The Eckley cemetery, visible from the passenger side window of Zielinski's truck, was so overgrown years ago that he barely saw the tombstones amid the trees and brush. Pruning afforded him a closer look at the graves, which date to the 1850s.

"A lot of babies. A lot of young men," he said.

He drove as close to a water-filled mine pit as he could before leaving the truck and scampering down a rocky bank to the shore.

Look, don't touch

The water was clear but Zielinski cautioned against touching it. Some mine pools are acidic enough to blister skin.

He said the pit is at the end of a geosyncline, a deposit of coal shaped like a canoe that stretched about two-thirds of a mile from bow to stern.

Sometime, probably after World War II, a mining company scooped out the coal, leaving smooth rock that slopes down to the water.

Sheer slopes like that pose a hazard to off-road vehicles, bikers or hikers. Zielinski said Northampton plans to fill the pit.

At his last stop, Zielinski parked up a slope overlooking The Arena.

Working at full speed, Northampton's crews could possibly remove all the silt from the oval-shaped lagoon there in six months.

Given the current economy, Zielinski expects the job will last two to three years. He said the company blends higher-energy fuel like silt with lower-grade materials to help the cogeneration plant's boiler operate efficiently.

Old-time miners separated waste, Zielinski said, almost as if they expected someone like him to arrive in the future with a way to burn it.

When studying sites, where he occasionally finds railroad spikes and hammers left by another generation of miners, Zielinski notices how his predecessors organized waste deposits. Silt, which moved through pipes, remains in the lagoons where it settled.

Generally, silt contains more carbon than the banks of culm.

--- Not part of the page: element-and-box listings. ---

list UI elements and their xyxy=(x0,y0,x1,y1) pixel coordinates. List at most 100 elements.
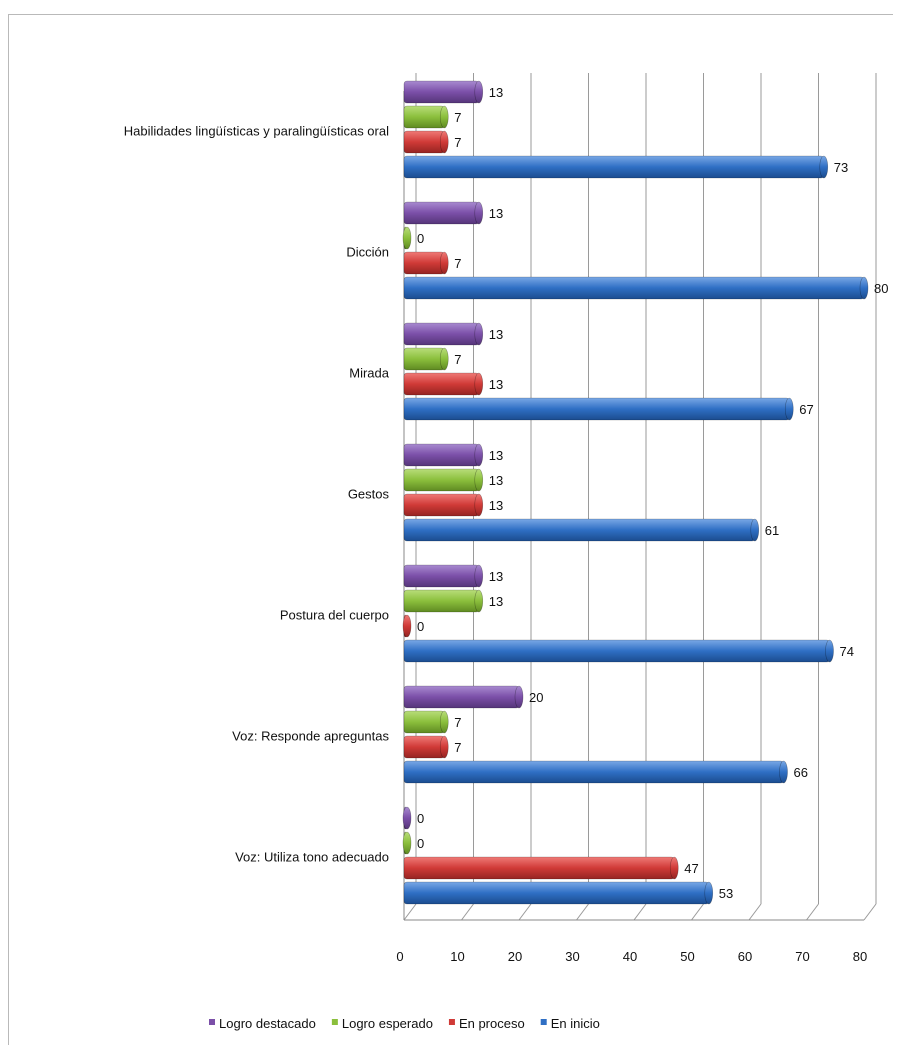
bar-logro-esperado xyxy=(402,831,412,855)
bar-cap xyxy=(474,493,484,517)
bar-en-proceso xyxy=(403,493,484,517)
data-label: 0 xyxy=(417,231,424,246)
bar-cap xyxy=(514,685,524,709)
x-tick-label: 40 xyxy=(623,949,637,964)
bar-logro-destacado xyxy=(403,322,484,346)
legend-swatch xyxy=(540,1019,547,1025)
bar-cap xyxy=(474,80,484,104)
data-label: 73 xyxy=(834,160,848,175)
data-label: 13 xyxy=(489,594,503,609)
bar-body xyxy=(403,589,480,613)
data-label: 7 xyxy=(454,740,461,755)
bar-en-inicio xyxy=(403,276,869,300)
bar-cap xyxy=(402,614,412,638)
gridline-floor-10 xyxy=(461,903,474,921)
bar-en-inicio xyxy=(403,639,834,663)
x-tick-label: 80 xyxy=(853,949,867,964)
bar-logro-destacado xyxy=(403,443,484,467)
bar-en-proceso xyxy=(403,130,449,154)
x-tick-label: 20 xyxy=(508,949,522,964)
bar-en-proceso xyxy=(403,372,484,396)
data-label: 0 xyxy=(417,811,424,826)
bar-en-inicio xyxy=(403,881,714,905)
bar-body xyxy=(403,372,480,396)
gridline-floor-40 xyxy=(633,903,647,921)
bar-cap xyxy=(704,881,714,905)
bar-cap xyxy=(474,443,484,467)
bar-body xyxy=(403,856,675,880)
bar-cap xyxy=(439,710,449,734)
bar-cap xyxy=(474,322,484,346)
data-label: 74 xyxy=(840,644,854,659)
bar-logro-esperado xyxy=(403,589,484,613)
data-label: 13 xyxy=(489,473,503,488)
bar-cap xyxy=(859,276,869,300)
bar-logro-destacado xyxy=(403,201,484,225)
bar-cap xyxy=(474,468,484,492)
data-label: 7 xyxy=(454,135,461,150)
bar-cap xyxy=(402,831,412,855)
bar-en-inicio xyxy=(403,397,794,421)
legend-label: En proceso xyxy=(459,1016,525,1031)
bar-body xyxy=(403,276,865,300)
data-label: 53 xyxy=(719,886,733,901)
data-label: 13 xyxy=(489,377,503,392)
bar-cap xyxy=(402,226,412,250)
bar-chart: Habilidades lingüísticas y paralingüísti… xyxy=(124,73,888,1031)
bar-logro-destacado xyxy=(403,685,524,709)
bar-en-inicio xyxy=(403,155,829,179)
bar-body xyxy=(403,518,756,542)
bar-en-proceso xyxy=(403,856,679,880)
x-tick-label: 70 xyxy=(795,949,809,964)
category-label: Habilidades lingüísticas y paralingüísti… xyxy=(124,124,389,139)
data-label: 13 xyxy=(489,448,503,463)
x-tick-label: 10 xyxy=(450,949,464,964)
bar-cap xyxy=(819,155,829,179)
bar-logro-destacado xyxy=(402,806,412,830)
bar-en-proceso xyxy=(403,251,449,275)
bar-cap xyxy=(439,735,449,759)
bar-body xyxy=(403,564,480,588)
bar-body xyxy=(403,685,520,709)
legend: Logro destacado Logro esperado En proceso E… xyxy=(209,1016,600,1031)
data-label: 13 xyxy=(489,85,503,100)
gridline-floor-80 xyxy=(863,903,877,921)
bar-body xyxy=(403,130,445,154)
bars xyxy=(402,80,869,905)
category-label: Mirada xyxy=(349,366,390,381)
bar-cap xyxy=(474,201,484,225)
data-label: 61 xyxy=(765,523,779,538)
data-label: 7 xyxy=(454,352,461,367)
bar-logro-esperado xyxy=(403,105,449,129)
data-label: 67 xyxy=(799,402,813,417)
legend-swatch xyxy=(448,1019,455,1025)
bar-cap xyxy=(825,639,834,663)
data-label: 13 xyxy=(489,327,503,342)
gridline-floor-70 xyxy=(806,903,819,921)
x-tick-label: 30 xyxy=(565,949,579,964)
bar-body xyxy=(403,397,790,421)
bar-cap xyxy=(439,251,449,275)
bar-logro-esperado xyxy=(403,347,449,371)
bar-body xyxy=(403,710,445,734)
data-label: 13 xyxy=(489,498,503,513)
data-label: 0 xyxy=(417,836,424,851)
bar-body xyxy=(403,760,784,784)
bar-cap xyxy=(669,856,679,880)
bar-body xyxy=(403,443,480,467)
bar-en-inicio xyxy=(403,518,760,542)
bar-body xyxy=(403,155,825,179)
data-label: 20 xyxy=(529,690,543,705)
bar-en-inicio xyxy=(403,760,788,784)
bar-logro-esperado xyxy=(403,710,449,734)
legend-swatch xyxy=(331,1019,338,1025)
data-label: 13 xyxy=(489,206,503,221)
gridline-floor-0 xyxy=(403,903,417,921)
data-label: 47 xyxy=(684,861,698,876)
bar-cap xyxy=(439,347,449,371)
bar-en-proceso xyxy=(403,735,449,759)
bar-cap xyxy=(474,564,484,588)
data-label: 13 xyxy=(489,569,503,584)
gridline-floor-50 xyxy=(691,903,704,921)
bar-en-proceso xyxy=(402,614,412,638)
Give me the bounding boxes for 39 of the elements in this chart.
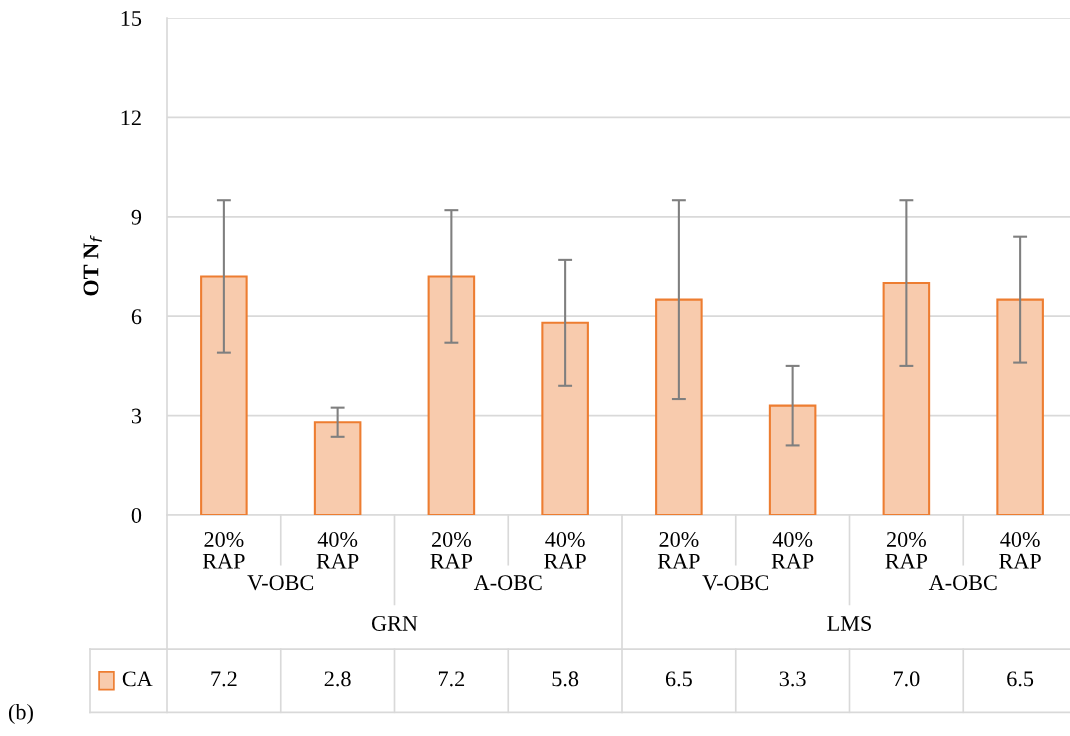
y-tick-label: 12 [121,110,141,126]
text: V-OBC [702,575,769,591]
bar [427,275,476,515]
bar [313,421,362,515]
y-tick-label: 0 [131,507,142,523]
data-label: 7.0 [893,671,920,687]
data-label: 5.8 [552,671,579,687]
bar [200,275,248,515]
y-tick-label: 3 [131,408,142,424]
x-tick-label: 20% RAP [885,531,928,569]
text: GRN [371,615,418,631]
x-tick-label: 20% RAP [657,531,700,569]
text: V-OBC [247,575,314,591]
x-tick-label: 40% RAP [771,531,814,569]
y-tick-label: 9 [131,209,142,225]
text: A-OBC [928,575,997,591]
data-label: 7.2 [211,671,237,687]
x-tick-label: 40% RAP [544,531,586,569]
y-tick-label: 15 [121,11,142,26]
x-tick-label: 20% RAP [202,531,245,569]
bar [768,404,817,515]
text: (b) [8,703,33,725]
y-axis-title: OT N$_{f}$ [83,235,102,296]
legend-label: CA [122,671,153,687]
text: A-OBC [473,575,542,591]
bar [655,298,703,515]
y-tick-label: 6 [131,309,142,325]
bar [541,321,589,515]
data-label: 3.3 [779,671,806,687]
x-tick-label: 40% RAP [999,531,1041,569]
x-tick-label: 20% RAP [430,531,473,569]
bar [996,298,1044,515]
bar [882,282,931,515]
data-label: 2.8 [324,671,351,687]
data-label: 6.5 [665,671,692,687]
x-tick-label: 40% RAP [316,531,359,569]
data-label: 7.2 [438,671,465,687]
data-label: 6.5 [1007,671,1034,687]
text: LMS [827,615,871,631]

Culm, which is short for culmination, is the rock that remained after sorting out the coal in a breaker, like the one that used to stand in Highland, but separation never was complete.

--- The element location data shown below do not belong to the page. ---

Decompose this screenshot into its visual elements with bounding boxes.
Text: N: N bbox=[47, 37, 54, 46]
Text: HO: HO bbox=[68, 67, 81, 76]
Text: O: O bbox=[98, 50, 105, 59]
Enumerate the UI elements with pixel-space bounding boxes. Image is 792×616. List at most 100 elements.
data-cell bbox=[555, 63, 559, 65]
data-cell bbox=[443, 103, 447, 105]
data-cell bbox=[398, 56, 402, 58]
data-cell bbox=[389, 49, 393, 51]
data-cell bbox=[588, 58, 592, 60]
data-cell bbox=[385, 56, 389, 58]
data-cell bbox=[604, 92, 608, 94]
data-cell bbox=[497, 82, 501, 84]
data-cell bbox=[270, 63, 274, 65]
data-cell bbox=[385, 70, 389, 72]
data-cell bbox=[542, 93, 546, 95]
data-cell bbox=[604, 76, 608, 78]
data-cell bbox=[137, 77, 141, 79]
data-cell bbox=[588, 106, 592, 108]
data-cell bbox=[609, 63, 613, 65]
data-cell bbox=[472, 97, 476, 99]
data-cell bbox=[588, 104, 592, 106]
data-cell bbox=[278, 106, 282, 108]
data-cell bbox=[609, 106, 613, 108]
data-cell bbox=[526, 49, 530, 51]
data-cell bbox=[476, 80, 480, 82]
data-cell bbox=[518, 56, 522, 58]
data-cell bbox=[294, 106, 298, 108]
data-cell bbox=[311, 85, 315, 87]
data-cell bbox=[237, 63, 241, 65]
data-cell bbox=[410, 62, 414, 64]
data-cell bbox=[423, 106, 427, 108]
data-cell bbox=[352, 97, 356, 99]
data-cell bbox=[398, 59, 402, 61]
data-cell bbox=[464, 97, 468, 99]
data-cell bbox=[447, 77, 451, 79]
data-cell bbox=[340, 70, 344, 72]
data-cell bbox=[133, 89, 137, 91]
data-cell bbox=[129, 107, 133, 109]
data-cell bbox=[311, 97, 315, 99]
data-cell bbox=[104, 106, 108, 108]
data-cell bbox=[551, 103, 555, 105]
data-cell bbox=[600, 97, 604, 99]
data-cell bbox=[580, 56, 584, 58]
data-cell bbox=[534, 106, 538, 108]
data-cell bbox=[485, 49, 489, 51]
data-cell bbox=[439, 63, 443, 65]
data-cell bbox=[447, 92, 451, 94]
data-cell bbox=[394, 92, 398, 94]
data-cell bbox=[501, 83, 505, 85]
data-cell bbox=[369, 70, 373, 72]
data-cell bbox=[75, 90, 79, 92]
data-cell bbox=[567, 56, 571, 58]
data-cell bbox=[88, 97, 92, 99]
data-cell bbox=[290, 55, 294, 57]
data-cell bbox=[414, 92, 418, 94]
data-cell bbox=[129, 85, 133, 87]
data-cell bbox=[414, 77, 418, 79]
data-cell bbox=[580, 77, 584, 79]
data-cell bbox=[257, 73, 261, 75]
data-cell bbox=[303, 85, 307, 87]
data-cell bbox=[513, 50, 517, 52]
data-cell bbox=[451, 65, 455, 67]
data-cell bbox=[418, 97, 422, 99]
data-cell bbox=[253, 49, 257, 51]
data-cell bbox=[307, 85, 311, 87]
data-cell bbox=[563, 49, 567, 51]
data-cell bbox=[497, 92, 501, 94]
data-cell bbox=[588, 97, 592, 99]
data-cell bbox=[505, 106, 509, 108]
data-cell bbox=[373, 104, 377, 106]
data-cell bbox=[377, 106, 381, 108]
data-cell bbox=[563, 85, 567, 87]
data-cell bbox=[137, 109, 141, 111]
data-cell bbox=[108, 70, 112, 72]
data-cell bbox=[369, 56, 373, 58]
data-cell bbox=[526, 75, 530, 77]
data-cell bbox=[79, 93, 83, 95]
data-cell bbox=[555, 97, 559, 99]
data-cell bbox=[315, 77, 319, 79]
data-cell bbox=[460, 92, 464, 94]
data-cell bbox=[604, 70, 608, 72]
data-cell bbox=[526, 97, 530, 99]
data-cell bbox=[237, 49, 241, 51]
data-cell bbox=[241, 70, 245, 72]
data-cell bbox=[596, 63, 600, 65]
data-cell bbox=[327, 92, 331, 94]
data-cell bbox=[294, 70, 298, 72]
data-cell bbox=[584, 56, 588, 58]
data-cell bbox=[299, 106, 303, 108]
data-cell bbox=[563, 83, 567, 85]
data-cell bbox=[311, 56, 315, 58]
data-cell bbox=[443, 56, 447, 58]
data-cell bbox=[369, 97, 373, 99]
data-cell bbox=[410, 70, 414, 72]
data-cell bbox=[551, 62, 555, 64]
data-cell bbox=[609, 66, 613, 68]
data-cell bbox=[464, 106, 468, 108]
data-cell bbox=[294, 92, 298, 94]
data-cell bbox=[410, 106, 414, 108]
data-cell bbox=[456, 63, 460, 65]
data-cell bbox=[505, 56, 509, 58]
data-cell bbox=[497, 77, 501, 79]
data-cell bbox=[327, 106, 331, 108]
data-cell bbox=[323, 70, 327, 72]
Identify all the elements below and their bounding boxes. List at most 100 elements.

The carbon left within the culm will burn in Northampton's cogeneration plant.

So will the clinkers — bits of black, tan and rust material. They fused like a popcorn ball in a furnace that kept the breaker warm during the winter, but were buried with other coal waste at Highland and Eckley.

Sometimes, excavators uncover pure coal sorted by the breakers but never sold.

Screening the waste coal to separate the large rocks from the finer, richer fuels like silt, is the most cost-effective method of finding fuel, Zielinski said.

Northampton also can sort larger material, at higher cost, by placing it into a liquid at a processing plant in Highland.

In the liquid, coal and bony coal chunks that are part rock and part coal float, while unburnable rock sinks. Northampton pays a tax on each ton of coal sent through the liquid processing plant, just as they company would pay tax on freshly mined coal.

There's no tax, Zielinski said, on the waste coal, such as silt that blew off The Arena to the hillside where he parked his pickup.

Pitch pines poked through the black sand. They grow gnarled from withstanding wind that carves furrows in the dunes and scrapes away bark until downed limbs resemble drift wood.

"It seems like they're hanging onto life," said Zielinski, who considers the pines to be the Anthracite Region's equivalent of the Joshua Tree National Park in the California desert.

He has worked in California and Ohio in gas plants and mined in West Virginia.

Compared to West Virginia where miners removed mountain tops to uncover coal, Zielinski prefers restoring mine land in Northeastern Pennsylvania, where he grew up.

"It's a fun job. I see different issues form year to year," he said.